Out of the three proposed mines, the Back Forty Mine, set to be located in Michigan right near the Wisconsin border, is the most controversial. The Menominee Nation, the indigenous people of Wisconsin who have resided in the area for thousands of years, was never consulted about the mine. If they were consulted, perhaps Aquila Resources would have found out about the sacred burial sites in the proposed mining location. They may have learned about the Menominee creation story, which is within the mouth of the Menominee River itself. The sacred heritage of the Menominee people is at risk of irreversible desecration because of a short-term mining venture.

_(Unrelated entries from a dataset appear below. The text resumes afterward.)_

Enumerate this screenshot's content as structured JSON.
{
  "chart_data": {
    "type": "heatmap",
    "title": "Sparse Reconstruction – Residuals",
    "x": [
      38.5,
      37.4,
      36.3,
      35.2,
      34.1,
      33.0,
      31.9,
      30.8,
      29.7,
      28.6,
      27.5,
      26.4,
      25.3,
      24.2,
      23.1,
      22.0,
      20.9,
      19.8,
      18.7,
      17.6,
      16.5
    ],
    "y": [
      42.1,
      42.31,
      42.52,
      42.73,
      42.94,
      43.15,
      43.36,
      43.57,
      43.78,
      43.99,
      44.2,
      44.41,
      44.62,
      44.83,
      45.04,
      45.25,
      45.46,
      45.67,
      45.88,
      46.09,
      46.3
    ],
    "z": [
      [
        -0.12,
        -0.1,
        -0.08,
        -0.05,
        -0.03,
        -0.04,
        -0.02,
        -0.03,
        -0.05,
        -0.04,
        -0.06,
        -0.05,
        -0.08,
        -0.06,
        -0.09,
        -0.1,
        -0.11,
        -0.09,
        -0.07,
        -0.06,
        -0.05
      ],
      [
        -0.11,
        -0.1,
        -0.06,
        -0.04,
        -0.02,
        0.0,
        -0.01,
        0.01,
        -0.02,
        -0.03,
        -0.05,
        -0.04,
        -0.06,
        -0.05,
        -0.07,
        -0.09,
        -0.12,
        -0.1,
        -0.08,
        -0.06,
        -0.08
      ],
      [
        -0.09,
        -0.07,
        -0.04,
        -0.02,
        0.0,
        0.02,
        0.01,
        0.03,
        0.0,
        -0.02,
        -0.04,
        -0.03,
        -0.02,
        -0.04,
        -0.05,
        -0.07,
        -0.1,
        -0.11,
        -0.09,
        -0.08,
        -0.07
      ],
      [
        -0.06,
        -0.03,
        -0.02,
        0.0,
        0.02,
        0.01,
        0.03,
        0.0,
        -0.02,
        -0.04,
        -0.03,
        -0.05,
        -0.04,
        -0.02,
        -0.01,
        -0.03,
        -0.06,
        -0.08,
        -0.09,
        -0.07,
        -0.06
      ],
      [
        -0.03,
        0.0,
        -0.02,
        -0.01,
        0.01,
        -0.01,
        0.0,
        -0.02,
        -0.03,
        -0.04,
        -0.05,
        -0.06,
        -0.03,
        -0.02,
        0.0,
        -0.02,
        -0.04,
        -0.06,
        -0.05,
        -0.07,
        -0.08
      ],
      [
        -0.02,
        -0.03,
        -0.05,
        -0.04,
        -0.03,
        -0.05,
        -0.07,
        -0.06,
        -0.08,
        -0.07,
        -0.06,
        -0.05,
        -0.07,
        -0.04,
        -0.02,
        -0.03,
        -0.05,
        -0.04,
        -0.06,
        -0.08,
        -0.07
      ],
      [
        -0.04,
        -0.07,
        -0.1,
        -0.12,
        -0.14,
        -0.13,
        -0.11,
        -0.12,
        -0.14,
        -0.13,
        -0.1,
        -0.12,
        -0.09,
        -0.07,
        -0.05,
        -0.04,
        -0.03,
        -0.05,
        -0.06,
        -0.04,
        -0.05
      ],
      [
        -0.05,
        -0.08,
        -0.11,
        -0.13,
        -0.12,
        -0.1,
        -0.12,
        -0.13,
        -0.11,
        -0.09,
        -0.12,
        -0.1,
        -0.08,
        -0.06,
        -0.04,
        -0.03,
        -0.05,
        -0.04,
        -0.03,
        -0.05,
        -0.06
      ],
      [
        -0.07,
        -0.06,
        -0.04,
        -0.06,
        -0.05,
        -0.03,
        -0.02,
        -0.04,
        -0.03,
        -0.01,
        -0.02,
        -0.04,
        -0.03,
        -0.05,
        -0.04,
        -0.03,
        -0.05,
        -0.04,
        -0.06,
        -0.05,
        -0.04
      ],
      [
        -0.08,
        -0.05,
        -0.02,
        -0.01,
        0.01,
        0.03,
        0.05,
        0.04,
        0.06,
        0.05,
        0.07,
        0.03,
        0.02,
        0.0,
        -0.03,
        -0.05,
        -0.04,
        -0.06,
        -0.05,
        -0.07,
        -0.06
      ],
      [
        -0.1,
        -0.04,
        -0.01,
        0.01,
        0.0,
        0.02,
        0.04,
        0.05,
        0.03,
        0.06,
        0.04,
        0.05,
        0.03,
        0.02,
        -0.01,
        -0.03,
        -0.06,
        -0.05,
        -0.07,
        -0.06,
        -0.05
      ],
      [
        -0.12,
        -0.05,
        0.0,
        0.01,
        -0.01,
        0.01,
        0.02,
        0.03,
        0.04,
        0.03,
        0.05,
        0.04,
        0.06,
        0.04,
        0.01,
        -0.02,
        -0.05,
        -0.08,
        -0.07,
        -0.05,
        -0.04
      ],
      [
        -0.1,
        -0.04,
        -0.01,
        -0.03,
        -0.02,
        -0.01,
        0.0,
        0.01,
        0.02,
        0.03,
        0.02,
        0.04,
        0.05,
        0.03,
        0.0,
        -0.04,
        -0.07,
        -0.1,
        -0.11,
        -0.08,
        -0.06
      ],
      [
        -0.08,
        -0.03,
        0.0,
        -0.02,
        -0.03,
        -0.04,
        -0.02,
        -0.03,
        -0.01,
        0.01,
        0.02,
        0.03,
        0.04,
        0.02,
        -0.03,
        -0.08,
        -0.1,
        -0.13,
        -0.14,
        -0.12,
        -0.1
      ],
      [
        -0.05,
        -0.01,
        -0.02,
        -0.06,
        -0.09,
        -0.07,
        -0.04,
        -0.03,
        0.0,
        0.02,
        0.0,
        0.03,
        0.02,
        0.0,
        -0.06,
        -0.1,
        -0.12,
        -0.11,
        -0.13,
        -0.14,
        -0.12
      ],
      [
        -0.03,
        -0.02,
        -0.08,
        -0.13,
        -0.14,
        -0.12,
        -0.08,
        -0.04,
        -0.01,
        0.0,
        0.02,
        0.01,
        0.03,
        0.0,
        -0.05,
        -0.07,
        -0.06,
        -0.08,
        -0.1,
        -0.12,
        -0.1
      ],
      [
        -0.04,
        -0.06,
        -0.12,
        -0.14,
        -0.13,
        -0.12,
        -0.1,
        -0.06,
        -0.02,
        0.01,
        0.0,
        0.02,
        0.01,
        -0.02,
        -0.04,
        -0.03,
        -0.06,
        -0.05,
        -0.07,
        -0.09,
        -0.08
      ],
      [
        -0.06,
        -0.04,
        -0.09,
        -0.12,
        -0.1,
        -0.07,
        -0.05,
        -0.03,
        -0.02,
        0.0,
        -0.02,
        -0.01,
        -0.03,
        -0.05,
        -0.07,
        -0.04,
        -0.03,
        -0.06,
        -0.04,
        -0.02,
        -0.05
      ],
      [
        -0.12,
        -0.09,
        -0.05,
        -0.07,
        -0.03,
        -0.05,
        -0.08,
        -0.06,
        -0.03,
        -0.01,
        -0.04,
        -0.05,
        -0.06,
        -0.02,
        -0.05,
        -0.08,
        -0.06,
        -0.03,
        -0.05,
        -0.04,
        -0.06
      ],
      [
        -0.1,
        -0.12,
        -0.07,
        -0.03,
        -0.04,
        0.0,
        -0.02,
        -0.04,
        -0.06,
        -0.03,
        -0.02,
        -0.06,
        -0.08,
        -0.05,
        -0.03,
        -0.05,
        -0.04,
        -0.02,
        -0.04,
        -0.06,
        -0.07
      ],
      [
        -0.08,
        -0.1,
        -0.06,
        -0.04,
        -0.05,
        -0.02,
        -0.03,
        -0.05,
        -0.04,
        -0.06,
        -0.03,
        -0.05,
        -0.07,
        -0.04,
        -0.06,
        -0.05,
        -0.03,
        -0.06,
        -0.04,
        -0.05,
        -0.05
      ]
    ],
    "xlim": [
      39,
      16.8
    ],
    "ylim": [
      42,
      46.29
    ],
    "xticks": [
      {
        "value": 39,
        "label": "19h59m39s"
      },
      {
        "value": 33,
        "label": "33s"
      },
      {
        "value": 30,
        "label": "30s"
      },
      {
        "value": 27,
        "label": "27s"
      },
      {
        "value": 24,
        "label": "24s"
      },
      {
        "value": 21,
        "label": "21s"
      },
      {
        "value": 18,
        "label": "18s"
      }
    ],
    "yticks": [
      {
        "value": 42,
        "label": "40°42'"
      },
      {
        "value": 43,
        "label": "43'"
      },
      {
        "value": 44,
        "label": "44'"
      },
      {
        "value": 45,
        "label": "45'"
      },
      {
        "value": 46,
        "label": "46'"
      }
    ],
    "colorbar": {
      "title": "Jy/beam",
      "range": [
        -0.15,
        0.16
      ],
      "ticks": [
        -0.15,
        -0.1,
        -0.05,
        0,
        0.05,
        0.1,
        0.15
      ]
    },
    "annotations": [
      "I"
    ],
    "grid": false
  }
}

The people proposing the mining projects and the people who would benefit the most economically from its operation do not live where the mines reside. Even the senators of the Green Bay area, which is the area of Wisconsin closest to the Back Forty mine, have voted against the new bills. The people who live near the mines are going to suffer the most. Sulfide mines still remain a hazard to the environment, life, water, lands and people; a few measly bills do not change that fact.

Adelana Akindes is a junior majoring in environmental science and is treasurer of Parkside Environmental Club(PEC).